A state House panel decided Tuesday that lawmakers should be able to stop the Jindal administration’s new health-care delivery system for the poor if it’s not working.
The Health and Welfare Committee voted 12-2 to send the Senate-passed legislation to the House for debate.
State health agency officials did not testify against the legislation, but are working behind the scenes to defeat it.
Jindal press secretary Kyle Plotkin said the governor is “watching the bill” when asked about a potential veto.
Approval of the measure came over the objection of committee Chairwoman state Rep. Kay Katz, R-Monroe, who wanted lawmakers to receive reports on the program’s progress and recommend changes.
But Senate Bill 207’s sponsor, Senate health panel Chairwoman Willie Mount, said lawmakers need to be in a position to halt the program if it is not meeting the health-care needs of constituents and alienating providers.
“We need the legislative branch, an equal branch, to have a part as we move forward with this managed-care option,” said Mount, D-Lake Charles.
Gov.

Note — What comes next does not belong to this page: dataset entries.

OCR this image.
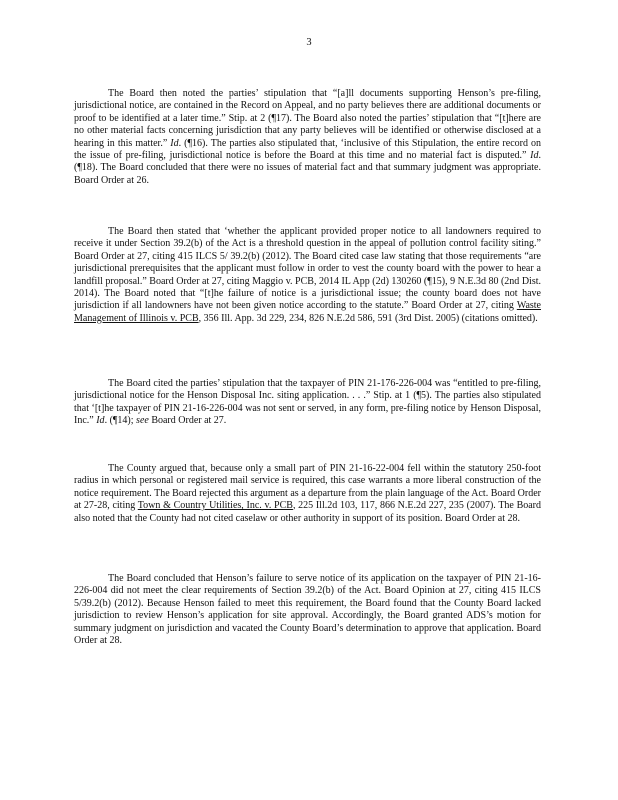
3

The Board then noted the parties’ stipulation that “[a]ll documents supporting Henson’s pre-filing, jurisdictional notice, are contained in the Record on Appeal, and no party believes there are additional documents or proof to be identified at a later time.” Stip. at 2 (¶17). The Board also noted the parties’ stipulation that “[t]here are no other material facts concerning jurisdiction that any party believes will be identified or otherwise disclosed at a hearing in this matter.” Id. (¶16). The parties also stipulated that, ‘inclusive of this Stipulation, the entire record on the issue of pre-filing, jurisdictional notice is before the Board at this time and no material fact is disputed.” Id. (¶18). The Board concluded that there were no issues of material fact and that summary judgment was appropriate. Board Order at 26.

The Board then stated that ‘whether the applicant provided proper notice to all landowners required to receive it under Section 39.2(b) of the Act is a threshold question in the appeal of pollution control facility siting.” Board Order at 27, citing 415 ILCS 5/ 39.2(b) (2012). The Board cited case law stating that those requirements “are jurisdictional prerequisites that the applicant must follow in order to vest the county board with the power to hear a landfill proposal.” Board Order at 27, citing Maggio v. PCB, 2014 IL App (2d) 130260 (¶15), 9 N.E.3d 80 (2nd Dist. 2014). The Board noted that “[t]he failure of notice is a jurisdictional issue; the county board does not have jurisdiction if all landowners have not been given notice according to the statute.” Board Order at 27, citing Waste Management of Illinois v. PCB, 356 Ill. App. 3d 229, 234, 826 N.E.2d 586, 591 (3rd Dist. 2005) (citations omitted).

The Board cited the parties’ stipulation that the taxpayer of PIN 21-176-226-004 was “entitled to pre-filing, jurisdictional notice for the Henson Disposal Inc. siting application. . . .” Stip. at 1 (¶5). The parties also stipulated that ‘[t]he taxpayer of PIN 21-16-226-004 was not sent or served, in any form, pre-filing notice by Henson Disposal, Inc.” Id. (¶14); see Board Order at 27.

The County argued that, because only a small part of PIN 21-16-22-004 fell within the statutory 250-foot radius in which personal or registered mail service is required, this case warrants a more liberal construction of the notice requirement. The Board rejected this argument as a departure from the plain language of the Act. Board Order at 27-28, citing Town & Country Utilities, Inc. v. PCB, 225 Ill.2d 103, 117, 866 N.E.2d 227, 235 (2007). The Board also noted that the County had not cited caselaw or other authority in support of its position. Board Order at 28.

The Board concluded that Henson’s failure to serve notice of its application on the taxpayer of PIN 21-16-226-004 did not meet the clear requirements of Section 39.2(b) of the Act. Board Opinion at 27, citing 415 ILCS 5/39.2(b) (2012). Because Henson failed to meet this requirement, the Board found that the County Board lacked jurisdiction to review Henson’s application for site approval. Accordingly, the Board granted ADS’s motion for summary judgment on jurisdiction and vacated the County Board’s determination to approve that application. Board Order at 28.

Bobby Jindal’s health agency is preparing to phase in “community care networks,” statewide starting in 2012 in the New Orleans area.
Under the plan, private insurance companies or other third-party entities would be responsible for the care of two-thirds of the state’s 1.2 million Medicaid recipients — mainly children.
The insurers, or third-party entities, would develop health-care networks of physicians, hospitals and others to provide patient care under either a pre-paid or shared-risk model — all financed with billions of taxpayer dollars.
The CCN plan has been controversial from the start, with health-care providers and lawmakers complaining that it diverts health-care dollars into insurance company profits.
State Sen. Joe McPherson, D-Woodworth, said Jindal bypassed the Legislature to embark on the program — a major change in the way health care is delivered for lawmakers’ constituents.
Now its only recourse is to monitor the program closely — using the same performance criteria in contracts — and have authority to cancel it, McPherson said.
McPherson said Jindal “slipped” language in the state budget bill authorizing the program after lawmakers had rejected the idea, then tried to implement it by emergency rule, which lawmakers stopped.
Under SB207, the state Department of Health and Hospitals must submit an annual report concerning the CCN program to Senate and House committees on health and welfare beginning Jan. 1, 2013. The information required parallels standards DHH will use to monitor the networks performance.
In addition, the Legislature’s health and budget panels must receive quarterly reports DHH receives from the CCNs.
Within 90 days of receipt of the Jan. 1, 2014, annual report, either the joint budget committee or the legislative health committees, meeting jointly, can determine whether the coordinated care network program should be terminated.
Katz objected to legislative committees having the authority to end a program.
“I don’t have a problem with the transparency in here. The reports are excellent,” Katz said. “My problem is that a committee can terminate a huge program like this.”
Katz’s stance mirrored comments released later in the day by DHH communications director Lisa Faust.
If the CCNs are doing what they are supposed to be doing, there won’t be a need for a committee meeting to discuss the program’s end, Mount said.
“When you think about the huge amount of money and the folks it’s going to impact, how are you going to be able to help your constituents unless you are treated as an equal branch of government?” Mount asked.
Katz lost — on a 6 to 9 vote — an attempt to alter the bill to strip termination authority.
Supporting the measure were the Louisiana Hospital Association, the Louisiana State Medical Society, Medicine Louisiana, the Advocacy Center and the American Academy of Pediatrics, Louisiana Chapter.